The ECB last week issued new proposals that will force banks from 2018 to set aside more cash to cover newly classified bad debts and may also present additional measures to tackle the sector’s huge stock of soured debt.
Italy – whose banks hold nearly 30 percent of the euro zone’s 915 billion euros of bad loans – has reacted angrily to the new measures, asking the ECB to soften them following a public consultation that will be held until Dec. 8.
“Since we have found already a solution for non-performing loans going forward we are still concerned we have to deal with the existing stock,” Mersch told a conference in Milan when asked about Italy’s concerns over the new measures and whether they will apply only to new NPLs.
“If we have rules in Europe, we cannot always put forward cultural exceptions, especially if these cultural exceptions are … home-made,” he said.
Mersch said the proposed rules were not aimed at a particular country. He acknowledged bad loans were a bigger problem for some countries, but said this was for domestic reasons.
Lengthy recovery procedures put Italian banks at a disadvantage as the new rules require banks to set aside cash at regular intervals against loan losses.
“Bankruptcy laws are still a national competence and judiciary reform is a national competence. So in order to speed up the European banking union… you need to bring your own house in order in every country.”
Mersch also rejected criticism by Italian officials who said the ECB guidelines could cripple credit.
“Our intention is not to reduce the ability to lend but to have a healthy banking system.”
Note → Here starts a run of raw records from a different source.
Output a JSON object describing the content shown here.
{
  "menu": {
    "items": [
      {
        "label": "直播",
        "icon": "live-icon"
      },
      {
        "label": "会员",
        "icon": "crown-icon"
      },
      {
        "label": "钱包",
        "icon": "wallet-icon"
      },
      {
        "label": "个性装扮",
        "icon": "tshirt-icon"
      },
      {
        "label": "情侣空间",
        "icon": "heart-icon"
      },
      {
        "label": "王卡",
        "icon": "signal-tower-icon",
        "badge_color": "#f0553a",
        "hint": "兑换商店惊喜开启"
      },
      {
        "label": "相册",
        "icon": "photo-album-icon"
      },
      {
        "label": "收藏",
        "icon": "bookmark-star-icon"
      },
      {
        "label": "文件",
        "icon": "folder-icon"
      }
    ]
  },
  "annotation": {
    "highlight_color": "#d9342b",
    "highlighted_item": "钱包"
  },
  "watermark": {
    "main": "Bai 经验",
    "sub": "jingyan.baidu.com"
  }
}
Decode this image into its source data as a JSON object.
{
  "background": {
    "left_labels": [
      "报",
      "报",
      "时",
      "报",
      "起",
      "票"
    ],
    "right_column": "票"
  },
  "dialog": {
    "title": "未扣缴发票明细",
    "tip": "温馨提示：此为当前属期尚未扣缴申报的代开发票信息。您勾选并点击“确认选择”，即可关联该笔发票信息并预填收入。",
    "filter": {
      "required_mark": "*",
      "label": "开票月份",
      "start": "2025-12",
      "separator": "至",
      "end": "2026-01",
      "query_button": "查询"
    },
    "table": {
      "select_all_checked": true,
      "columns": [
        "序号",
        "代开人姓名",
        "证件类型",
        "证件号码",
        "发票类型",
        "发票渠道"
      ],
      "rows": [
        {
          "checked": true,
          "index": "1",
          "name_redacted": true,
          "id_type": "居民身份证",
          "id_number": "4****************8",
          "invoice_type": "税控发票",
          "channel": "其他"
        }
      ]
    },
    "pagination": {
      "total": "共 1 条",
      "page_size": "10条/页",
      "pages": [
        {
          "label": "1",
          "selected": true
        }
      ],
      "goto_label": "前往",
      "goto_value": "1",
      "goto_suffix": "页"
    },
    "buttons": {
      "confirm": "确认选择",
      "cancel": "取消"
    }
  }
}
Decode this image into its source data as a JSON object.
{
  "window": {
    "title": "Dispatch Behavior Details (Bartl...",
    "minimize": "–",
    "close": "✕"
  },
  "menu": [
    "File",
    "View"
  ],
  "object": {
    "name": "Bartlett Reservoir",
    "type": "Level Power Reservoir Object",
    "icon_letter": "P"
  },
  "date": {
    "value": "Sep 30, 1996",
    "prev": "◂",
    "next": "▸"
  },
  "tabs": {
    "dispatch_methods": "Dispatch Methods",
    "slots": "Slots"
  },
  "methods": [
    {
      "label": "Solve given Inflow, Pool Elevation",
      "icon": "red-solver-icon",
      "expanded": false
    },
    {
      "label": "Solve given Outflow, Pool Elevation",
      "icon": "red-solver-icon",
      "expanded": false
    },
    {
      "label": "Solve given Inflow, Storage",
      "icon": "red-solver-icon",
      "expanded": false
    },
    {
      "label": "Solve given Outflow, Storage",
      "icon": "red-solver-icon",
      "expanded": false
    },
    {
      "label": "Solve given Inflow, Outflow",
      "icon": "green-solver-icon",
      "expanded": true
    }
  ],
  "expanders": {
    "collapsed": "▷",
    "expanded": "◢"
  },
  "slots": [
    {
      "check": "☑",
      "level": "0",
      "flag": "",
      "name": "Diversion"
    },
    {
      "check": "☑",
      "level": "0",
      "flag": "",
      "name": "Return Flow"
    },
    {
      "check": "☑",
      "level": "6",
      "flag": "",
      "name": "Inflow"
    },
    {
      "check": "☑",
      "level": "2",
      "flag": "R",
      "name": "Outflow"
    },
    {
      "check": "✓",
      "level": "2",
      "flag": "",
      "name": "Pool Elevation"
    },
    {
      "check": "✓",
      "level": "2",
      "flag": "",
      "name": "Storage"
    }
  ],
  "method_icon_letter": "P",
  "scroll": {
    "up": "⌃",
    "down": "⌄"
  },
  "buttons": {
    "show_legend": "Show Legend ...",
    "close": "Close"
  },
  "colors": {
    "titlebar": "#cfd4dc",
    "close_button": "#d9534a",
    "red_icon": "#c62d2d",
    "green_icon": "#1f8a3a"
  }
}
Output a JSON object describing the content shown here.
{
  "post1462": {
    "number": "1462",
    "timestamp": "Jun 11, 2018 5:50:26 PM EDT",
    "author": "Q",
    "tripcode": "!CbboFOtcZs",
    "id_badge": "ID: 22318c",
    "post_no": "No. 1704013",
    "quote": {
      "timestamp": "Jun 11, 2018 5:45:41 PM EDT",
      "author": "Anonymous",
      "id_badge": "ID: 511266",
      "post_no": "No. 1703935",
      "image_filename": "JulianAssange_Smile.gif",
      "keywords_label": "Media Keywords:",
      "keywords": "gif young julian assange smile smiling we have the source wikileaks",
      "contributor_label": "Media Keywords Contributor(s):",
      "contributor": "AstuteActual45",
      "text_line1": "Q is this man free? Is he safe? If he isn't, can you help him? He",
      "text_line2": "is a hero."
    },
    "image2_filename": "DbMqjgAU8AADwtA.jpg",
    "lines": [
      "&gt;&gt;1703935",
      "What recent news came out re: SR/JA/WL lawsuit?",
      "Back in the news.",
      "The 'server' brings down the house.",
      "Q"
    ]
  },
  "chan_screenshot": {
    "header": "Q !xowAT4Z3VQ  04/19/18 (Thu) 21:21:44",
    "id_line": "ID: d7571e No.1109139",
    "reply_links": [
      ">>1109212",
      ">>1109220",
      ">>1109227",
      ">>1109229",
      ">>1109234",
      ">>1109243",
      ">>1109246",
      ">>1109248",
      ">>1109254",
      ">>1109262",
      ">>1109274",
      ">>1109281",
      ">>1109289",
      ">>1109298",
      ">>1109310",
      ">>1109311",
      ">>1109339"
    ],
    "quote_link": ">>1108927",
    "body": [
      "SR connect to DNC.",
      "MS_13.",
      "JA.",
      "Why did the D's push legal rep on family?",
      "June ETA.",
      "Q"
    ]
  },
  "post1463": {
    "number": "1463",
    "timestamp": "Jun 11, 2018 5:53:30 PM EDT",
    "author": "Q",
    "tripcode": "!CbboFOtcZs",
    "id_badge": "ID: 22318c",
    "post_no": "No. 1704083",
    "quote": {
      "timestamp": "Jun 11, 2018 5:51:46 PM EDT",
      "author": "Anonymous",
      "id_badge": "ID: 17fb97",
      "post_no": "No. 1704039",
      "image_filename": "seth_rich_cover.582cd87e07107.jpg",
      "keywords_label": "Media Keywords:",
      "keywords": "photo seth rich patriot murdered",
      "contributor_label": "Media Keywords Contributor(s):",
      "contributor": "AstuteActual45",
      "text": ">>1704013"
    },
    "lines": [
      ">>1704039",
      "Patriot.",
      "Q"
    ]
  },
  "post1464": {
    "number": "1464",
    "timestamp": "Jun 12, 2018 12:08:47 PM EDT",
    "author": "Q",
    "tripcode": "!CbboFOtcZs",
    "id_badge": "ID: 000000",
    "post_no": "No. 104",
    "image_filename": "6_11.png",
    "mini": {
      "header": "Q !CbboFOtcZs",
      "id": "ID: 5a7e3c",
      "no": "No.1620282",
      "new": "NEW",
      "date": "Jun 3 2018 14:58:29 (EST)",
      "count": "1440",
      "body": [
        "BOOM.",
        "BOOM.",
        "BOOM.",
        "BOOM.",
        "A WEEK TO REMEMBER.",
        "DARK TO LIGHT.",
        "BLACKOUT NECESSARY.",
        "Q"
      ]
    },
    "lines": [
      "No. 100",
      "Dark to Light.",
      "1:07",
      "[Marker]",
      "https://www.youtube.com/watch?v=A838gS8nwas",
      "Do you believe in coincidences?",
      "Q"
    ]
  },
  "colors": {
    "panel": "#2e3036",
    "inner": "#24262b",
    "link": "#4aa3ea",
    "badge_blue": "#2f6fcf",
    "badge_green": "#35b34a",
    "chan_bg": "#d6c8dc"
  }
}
Asked about whether the ECB this month should provide a firm date to end its quantitative easing programme, Mersch said: “While it is true that the outlook has considerably improved, broadly-based, geographically and also across different sectors, it is also true that we have seen some disappointments in the development of inflationary pressures.”
He added that the ECB still needed to process the latest data and incorporate them into its policy decision.
Mersch is considered a hawk, more aligned with the German-led camp, but his comments on Monday suggest support for the “patience and persistence” approach advocated by ECB President Mario Draghi.
Markets expect the ECB at its Oct. 26 meeting to cut asset purchases by a third while at the same time extending quantitative easing by 6 or 9 months and signalling very easy monetary policy for a long time to come.